You all know that Ronan was among our most distinguished historians of the last hundred years. For me, a non-historian but a sometime practitioner for our side in dealing with Anglo-Irish relations, he was simply the most important.  His Fatal Path is a masterpiece, not alone of history and literature, but of clear-sighted wisdom. It explains with dazzling clarity why the Rising and the War of Independence were so important, but crucially it also underlines another reality. The wizard Lloyd George, a Liberal, was constantly looking over his shoulder to ensure that the only concern of his hard-line and threatening Tory allies, that is protecting the unionist cause, would take precedence over all other Irish issues. Bonar Law, Carson and Craig were his three Brexiteers. This meant, as Ronan explained ‑ sometimes to the astonishment of the patriots of this generation – that the struggles of nationalist Ireland   always came much further down the British agenda, subsidiary to the more intense dramas of jockeying for domination within the British cabinet. Plus ça change, plus c’est la même chose. Those who represent us in the imminent negotiations over Brexit could do a lot worse than take Ronan’s incomparable book with them to London, or Brussels or Valetta. If nothing else they would have an absorbing and instructive read. Professor Joe Lee, in a magisterial review three years ago, registered Ronan’s “surpassing skill, comparable to the most subtle exegeses of even such masters of the political historian’s craft as Nicholas Mansergh or Maurice Cowling, indeed surpassing both in literary style”.

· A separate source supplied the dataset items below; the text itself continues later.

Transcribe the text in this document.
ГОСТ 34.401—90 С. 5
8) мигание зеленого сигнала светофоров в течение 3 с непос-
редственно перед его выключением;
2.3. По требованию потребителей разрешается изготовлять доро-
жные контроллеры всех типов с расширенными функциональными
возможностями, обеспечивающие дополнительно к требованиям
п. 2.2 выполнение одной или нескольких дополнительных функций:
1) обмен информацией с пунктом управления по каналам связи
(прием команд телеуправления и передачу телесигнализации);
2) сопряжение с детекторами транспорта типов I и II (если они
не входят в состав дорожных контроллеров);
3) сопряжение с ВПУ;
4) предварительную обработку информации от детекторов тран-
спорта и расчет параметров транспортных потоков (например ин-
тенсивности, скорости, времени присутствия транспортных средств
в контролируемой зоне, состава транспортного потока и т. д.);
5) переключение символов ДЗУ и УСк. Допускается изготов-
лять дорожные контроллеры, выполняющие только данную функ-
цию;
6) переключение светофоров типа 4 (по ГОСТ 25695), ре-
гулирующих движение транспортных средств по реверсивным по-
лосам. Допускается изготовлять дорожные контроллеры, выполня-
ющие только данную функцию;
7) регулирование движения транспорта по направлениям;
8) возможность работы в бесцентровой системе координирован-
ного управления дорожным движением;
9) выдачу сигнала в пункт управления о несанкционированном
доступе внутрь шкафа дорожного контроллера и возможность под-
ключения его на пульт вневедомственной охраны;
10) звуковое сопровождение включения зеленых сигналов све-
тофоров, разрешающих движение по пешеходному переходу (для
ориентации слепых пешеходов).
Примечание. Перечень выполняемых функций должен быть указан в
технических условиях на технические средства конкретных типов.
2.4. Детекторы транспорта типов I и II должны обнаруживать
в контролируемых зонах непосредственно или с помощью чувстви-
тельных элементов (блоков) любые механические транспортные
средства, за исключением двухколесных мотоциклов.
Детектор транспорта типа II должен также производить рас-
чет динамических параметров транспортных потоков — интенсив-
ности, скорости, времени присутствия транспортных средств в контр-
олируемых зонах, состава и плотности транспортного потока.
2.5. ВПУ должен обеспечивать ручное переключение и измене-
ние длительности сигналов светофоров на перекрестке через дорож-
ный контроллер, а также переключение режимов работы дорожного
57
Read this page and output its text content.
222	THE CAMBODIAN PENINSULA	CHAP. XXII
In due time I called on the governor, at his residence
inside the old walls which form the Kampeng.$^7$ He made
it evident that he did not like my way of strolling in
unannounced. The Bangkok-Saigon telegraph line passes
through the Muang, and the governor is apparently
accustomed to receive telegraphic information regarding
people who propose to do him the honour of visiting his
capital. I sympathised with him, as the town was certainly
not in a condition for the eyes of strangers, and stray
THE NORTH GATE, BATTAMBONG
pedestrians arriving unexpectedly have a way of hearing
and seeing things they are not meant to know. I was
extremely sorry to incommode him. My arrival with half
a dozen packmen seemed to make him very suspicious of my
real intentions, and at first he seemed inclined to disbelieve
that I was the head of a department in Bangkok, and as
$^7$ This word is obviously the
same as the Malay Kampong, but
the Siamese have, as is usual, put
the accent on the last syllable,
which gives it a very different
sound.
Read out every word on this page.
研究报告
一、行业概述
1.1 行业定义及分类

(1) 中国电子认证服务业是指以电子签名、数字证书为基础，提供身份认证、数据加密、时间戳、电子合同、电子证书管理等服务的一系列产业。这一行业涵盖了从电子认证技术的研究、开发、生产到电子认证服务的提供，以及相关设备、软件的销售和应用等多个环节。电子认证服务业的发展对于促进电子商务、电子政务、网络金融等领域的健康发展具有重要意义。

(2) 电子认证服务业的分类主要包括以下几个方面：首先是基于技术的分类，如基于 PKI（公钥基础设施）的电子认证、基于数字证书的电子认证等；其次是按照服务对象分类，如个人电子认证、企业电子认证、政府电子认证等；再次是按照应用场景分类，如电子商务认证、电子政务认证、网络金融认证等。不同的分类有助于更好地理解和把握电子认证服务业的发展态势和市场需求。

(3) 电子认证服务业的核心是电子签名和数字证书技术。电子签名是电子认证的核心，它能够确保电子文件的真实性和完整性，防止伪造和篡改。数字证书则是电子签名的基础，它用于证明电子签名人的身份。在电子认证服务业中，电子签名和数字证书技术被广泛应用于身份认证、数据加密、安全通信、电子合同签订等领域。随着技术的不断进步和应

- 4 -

Ronan was a constant, influential, and fully-informed adviser to Garret FitzGerald during the labyrinthine negotiation of the Anglo-Irish Agreement of 1985, following the complete breakdown of communications between the two governments by 1982. Again he never once claimed a role here. Lord Armstrong , secretary to Mrs Thatcher’s cabinet and the lead British negotiator at that time, sent me a message on the day Ronan died: “I am sorry to hear about Ronan Fanning’s death. I met him several times, and liked and respected him … He very kindly sent me a copy of his biography of de Valera, which I read with great interest and approval. He was a good historian and a wise man. I am not surprised that Garret FitzGerald valued his advice.”

John Hume consulted Ronan regularly as the peace process developed . I vividly remember that in August 1993 John showed him, at the funeral of Liam Hourican, our beloved and brilliant friend, the formula he was working on with Gerry Adams to define Irish unity. I never sensed such an electric reaction on Ronan’s part.

For more than ten years Ronan and I worked on research in four continents on the life of Eliza Lynch, the national heroine of Paraguay, who was born in Charleville in 1833. In the  war between Paraguay on the one hand and its neighbours Brazil, Argentina and Uruguay, from 1867 to 1870, well over 95 per cent of the male population of Paraguay died, and more than half of its women and girls, a genocidal catastrophe, but one which was tragically instigated by Eliza’s lover, the Paraguayan dictator. Our collaboration was regularly punctuated by fierce disagreements over interpretation and by even more memorable well-lubricated  reconciliations.  Our book, The Lives of Eliza Lynch, was criticised in some revanchist Brazilian quarters for a form of “revisionism” no less. It was translated into Spanish and Portuguese and the distinguished director Alan Gilsenan made a wonderful docu-drama film of it, supported by our dear friend Conor McEnroy, one of the most gifted and astonishing sons of Wicklow, now Ireland’s honorary consul in Asunción. The newspaper of record of Paraguay, ABC Color, had several glowing tributes to Ronan in its edition on Thursday. It was a matter of deep satisfaction to Ronan that his son Tim is today the leading published expert on the remarkable role of the Irish in the revolutionary wars of the nineteenth century throughout the region.

Ronan Fanning was simply a man of great heart. That heart brimmed with love for his unforgettable darling Virginia , for his splendid brothers Adrian and Paul and for his three adored children, Judith, Gareth and Tim. For myself, he was simply my best friend.